DESCRIPTION (provided by applicant): The alveolar epithelium in normal lungs is comprised of two morphologically distinct types of cells (type 1 and type 2) that are responsible for maintaining lung fluid balance. Tight regulation of alveolar fluid clearance is essential for maintaining a dry breathing space, and hence, proper gas exchange. It has been established that net ion transport through amiloride-sensitive epithelial sodium channels (ENaC), located on the apical surface of alveolar epithelial cells, play a critical role in fluid clearance in normal lung.

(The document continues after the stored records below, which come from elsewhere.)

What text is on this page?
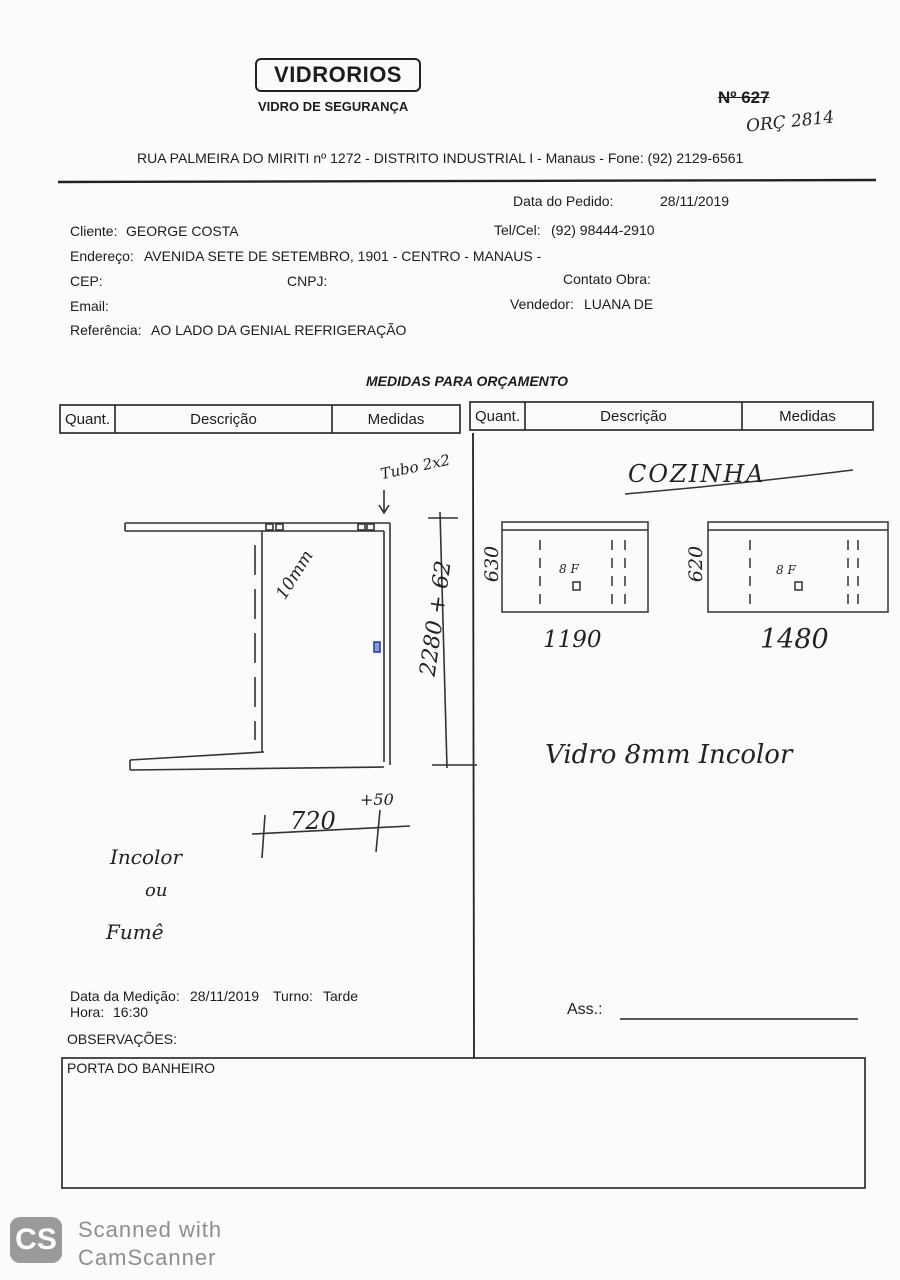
VIDRORIOS
VIDRO DE SEGURANÇA	Nº 627
ORÇ 2814
RUA PALMEIRA DO MIRITI nº 1272 - DISTRITO INDUSTRIAL I - Manaus - Fone: (92) 2129-6561
Data do Pedido:	28/11/2019
Cliente: GEORGE COSTA	Tel/Cel: (92) 98444-2910
Endereço: AVENIDA SETE DE SETEMBRO, 1901 - CENTRO - MANAUS -
CEP:	CNPJ:	Contato Obra:
Email:	Vendedor: LUANA DE
Referência: AO LADO DA GENIAL REFRIGERAÇÃO
MEDIDAS PARA ORÇAMENTO
Quant.	Descrição	Medidas	Quant.	Descrição	Medidas
Tubo 2x2
10mm	2280 + 62
720
+50
Incolor
ou
Fumê
COZINHA
630	8 F
1190
620	8 F
1480
Vidro 8mm Incolor
Data da Medição: 28/11/2019 Turno: Tarde
Hora: 16:30	Ass.:
OBSERVAÇÕES:
PORTA DO BANHEIRO
CS Scanned with
CamScanner
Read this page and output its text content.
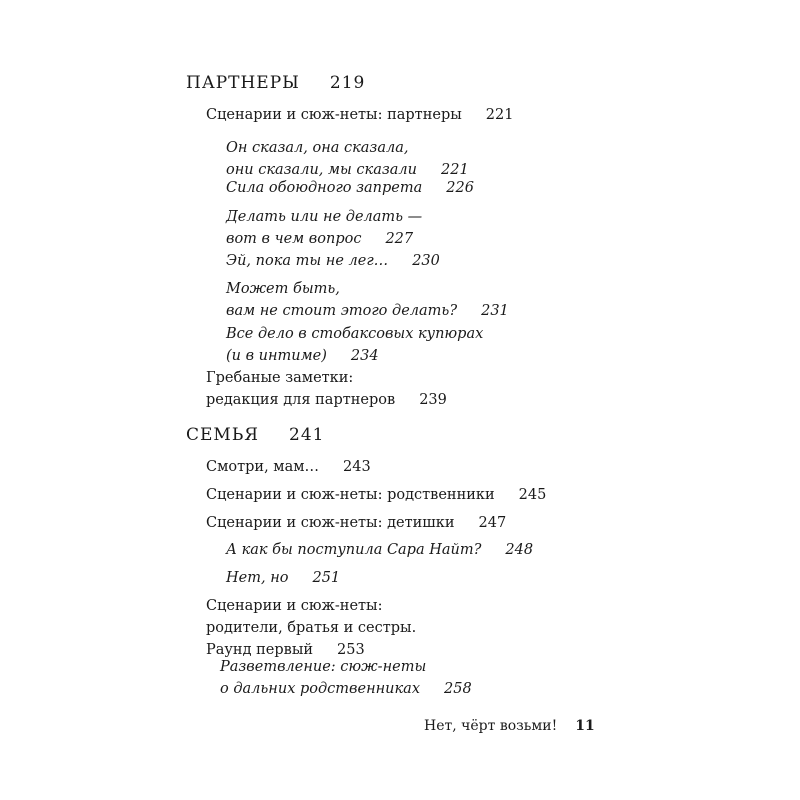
ПАРТНЕРЫ 219
Сценарии и сюж-неты: партнеры 221
Он сказал, она сказала,
они сказали, мы сказали 221
Сила обоюдного запрета 226
Делать или не делать —
вот в чем вопрос 227
Эй, пока ты не лег… 230
Может быть,
вам не стоит этого делать? 231
Все дело в стобаксовых купюрах
(и в интиме) 234
Гребаные заметки:
редакция для партнеров 239
СЕМЬЯ 241
Смотри, мам… 243
Сценарии и сюж-неты: родственники 245
Сценарии и сюж-неты: детишки 247
А как бы поступила Сара Найт? 248
Нет, но 251
Сценарии и сюж-неты:
родители, братья и сестры.
Раунд первый 253
Разветвление: сюж-неты
о дальних родственниках 258
Нет, чёрт возьми! 11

However, the specific mechanisms regulating ENaC function are not completely understood. Within the alveoli, complex regulatory mechanisms must also be in place to balance the redox state of type 1 and type 2 cells, since inspired oxygen is converted to superoxide anions (O2-). Excessive O2- production, caused by high oxygen tensions, can lead to tissue damage and cell death, whereas insufficient oxygenation can result in anything from fatigue to life threatening conditions. In vivo, superoxides react quickly and irreversibly with nitric oxide (NO) to form peroxynitrite. We hypothesize that endogenous 02- binding to NO limits nitric oxide inhibition of ENaC function, thereby enhancing alveolar fluid clearance. Indeed, we have preliminary data suggesting that nitric oxide-unresponsive AT1 cells may have elevated levels of O2-, and that increasing O2- enhances Na transport. To investigate the role of redox signaling in alveolar fluid clearance, and more specifically, ENaC function, I will utilize single channel patch clamp analysis to examine ion transport in lung slice preparations, bio-molecular techniques to examine redox signaling in pneumocytes, and perform whole lung studies in vivo. My first aim, performed during the mentored phase, directly examines the role of O2- in alveolar fluid clearance. Successful completion of this aim will naturally transition into aims 2 and 3, which utilizes several protocols that will be established in the mentored phase, as well as incorporate new approaches to studying type 1 and type 2 cells. The second aim will determine the role of NO in lung function, and lastly, the third aim examines the putative reciprocal relationship between O2- and NO regulation of lung fluid balance. The studies proposed have real clinical relevance, and the potential for a very productive independent research career.

描述（由申请人提供）： 正常肺中的肺泡上皮由两种形态上不同类型的细胞（1型和2型）组成，这些细胞负责维持肺液平衡。严格调节肺泡液清除对于维持干呼吸空间以及适当的气体交换至关重要。已经确定，位于肺泡上皮细胞的顶部表面上，通过艾米洛德敏感性上皮钠通道（ENAC）的净离子转运在正常肺中的液体清除率中起着关键作用。但是，调节ENAC功能的特定机制尚未完全理解。在肺泡中，还必须建立复杂的调节机制，以平衡1型和2型细胞的氧化还原状态，因为启发的氧气被转化为超氧化物阴离子（O2-）。高氧张力引起的过多的O2产生会导致组织损伤和细胞死亡，而氧合不足可能导致从疲劳到危及生命的条件。在体内，超氧化物与一氧化氮（NO）形成过氧亚硝酸盐的一氧化氮（NO）反应。我们假设内源性02-结合无极限的ENAC功能抑制一氧化氮，从而增强了肺泡流体清除率。实际上，我们有初步数据表明一氧化氮无反压AT1细胞可能具有O2-的水平升高，并且增加O2-可以增强Na转运。为了研究氧化还原信号在肺泡流体清除率中的作用，更具体地说，ENAC功能，我将利用单通道贴片夹分析来检查肺切片制剂中的离子传输，生物分子技术以检查肺细胞中的氧化还原信号传导，并在体内进行全肺研究。我在指导阶段执行的第一个目标直接检查了O2-在肺泡流体清除率中的作用。该目标的成功完成将自然过渡到目标2和3，该目标利用了将在指导阶段建立的几种方案，并结合了研究1型和2型细胞的新方法。第二个目的将决定NO在肺功能中的作用，最后，第三个目标研究了O2-和NO肺液平衡调节之间的假定相互关系。拟议的研究具有真正的临床意义，并且具有非常有生产力的独立研究生涯的潜力。